The primary limitations of our study are inherent to its retrospective, single-center design. Most importantly, improved score accuracy does not mean improved patient outcomes, and further study is needed to determine the impact of these scores on morbidity, mortality, and early provider recognition of women at risk for deterioration. In addition, we relied on a large electronic dataset to identify women on the antepartum and postpartum ward, and it is possible that this did not capture or accurately classify all admissions. Our study included patients only on the ward, so our results may not apply to patients in labor or the immediate postpartum period prior to transfer to the floor. Additionally, ante- or postpartum patients who are identified as being at risk for deterioration are often transferred to labor and delivery for more intensive monitoring, and our study only captures the subset of these patients who were transferred to the ICU or died within 24 h of transfer from the ward. Furthermore, our study is based on electronic health records and therefore may not generalize to settings where scores are calculated by hand at the bedside. We also were unable to capture subjective elements included in several of the obstetric scoring systems (e.g. nursing discomfort with patient status, patient with pre-eclampsia reporting a non-remitting headache) and thus our results may not be reflective of how these tools would perform with these elements included.
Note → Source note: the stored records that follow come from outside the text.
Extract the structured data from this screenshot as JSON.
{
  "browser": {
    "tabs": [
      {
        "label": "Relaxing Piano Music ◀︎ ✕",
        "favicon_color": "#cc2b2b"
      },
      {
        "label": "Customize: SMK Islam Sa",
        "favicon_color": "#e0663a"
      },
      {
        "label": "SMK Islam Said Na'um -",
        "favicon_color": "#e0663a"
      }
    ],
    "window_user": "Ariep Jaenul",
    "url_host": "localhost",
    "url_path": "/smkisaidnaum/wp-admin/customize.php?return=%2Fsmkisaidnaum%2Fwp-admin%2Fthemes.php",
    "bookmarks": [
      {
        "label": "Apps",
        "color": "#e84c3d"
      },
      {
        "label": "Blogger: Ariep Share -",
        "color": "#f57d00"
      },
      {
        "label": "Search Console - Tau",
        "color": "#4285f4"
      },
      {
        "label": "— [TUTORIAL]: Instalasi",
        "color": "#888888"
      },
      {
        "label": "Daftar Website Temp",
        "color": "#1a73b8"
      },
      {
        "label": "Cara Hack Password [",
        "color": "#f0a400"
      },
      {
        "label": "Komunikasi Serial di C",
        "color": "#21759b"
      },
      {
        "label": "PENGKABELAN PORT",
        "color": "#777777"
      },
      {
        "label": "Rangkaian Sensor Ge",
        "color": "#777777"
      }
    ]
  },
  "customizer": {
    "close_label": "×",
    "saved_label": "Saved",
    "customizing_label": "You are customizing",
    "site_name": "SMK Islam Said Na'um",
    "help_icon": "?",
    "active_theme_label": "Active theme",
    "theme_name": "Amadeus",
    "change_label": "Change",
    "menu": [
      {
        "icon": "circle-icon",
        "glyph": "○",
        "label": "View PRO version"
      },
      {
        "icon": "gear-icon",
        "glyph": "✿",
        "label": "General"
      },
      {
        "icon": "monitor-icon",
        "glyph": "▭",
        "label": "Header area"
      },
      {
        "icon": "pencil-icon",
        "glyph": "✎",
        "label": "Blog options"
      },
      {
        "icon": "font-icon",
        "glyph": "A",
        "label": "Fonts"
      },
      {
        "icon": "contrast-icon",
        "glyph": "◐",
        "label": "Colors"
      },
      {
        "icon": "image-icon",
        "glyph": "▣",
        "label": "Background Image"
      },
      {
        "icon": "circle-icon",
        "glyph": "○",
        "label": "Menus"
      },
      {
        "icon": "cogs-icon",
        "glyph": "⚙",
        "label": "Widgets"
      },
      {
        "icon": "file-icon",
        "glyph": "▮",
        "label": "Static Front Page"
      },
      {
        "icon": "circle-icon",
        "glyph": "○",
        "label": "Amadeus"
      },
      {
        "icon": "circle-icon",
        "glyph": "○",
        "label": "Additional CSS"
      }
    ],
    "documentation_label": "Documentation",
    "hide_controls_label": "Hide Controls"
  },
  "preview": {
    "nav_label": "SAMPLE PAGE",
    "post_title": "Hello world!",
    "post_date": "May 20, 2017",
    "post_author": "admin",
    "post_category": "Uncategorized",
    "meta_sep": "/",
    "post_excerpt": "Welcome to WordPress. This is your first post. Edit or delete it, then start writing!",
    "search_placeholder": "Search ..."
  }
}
The definition of infection has been validated but may not capture all clinically significant infections [21]. Finally, our study was performed retrospectively at a single center, and prospective validation in multiple centers would provide valuable information regarding the potential ability of eCART to detect clinically significant deterioration in the ante and postpartum population at a time when intervention has the potential to change outcomes.

Conclusions

An early warning tool has the potential to identify patients who may be at risk for clinical deterioration at a time when early intervention has the potential to change outcomes [6, 9, 12]. While it was not possible to disentangle the relative impact of the detection tool in comparison to treatment pathways, we believe that optimizing early warning algorithms are an integral part of ongoing efforts to decrease maternal morbidity and mortality. We demonstrated that within the limitations of our retrospective study, eCART was the most accurate tool to predict deterioration and infection in our ante- and postpartum patient population, and that maternal early warning scores were more accurate than the MEWS and NEWS. As discussed in detail above, key limitations of our study include that we were unable to incorporate the subjective parameters included in some early warning systems, as well as the low overall event rate for ICU transfer or death in the ante and postpartum population. Institutional choice of an early warning system is complex and must be tailored to local needs and resources. Pairing accurate tools with evidence-based treatment pathways may help decrease the rising maternal mortality seen in the United States.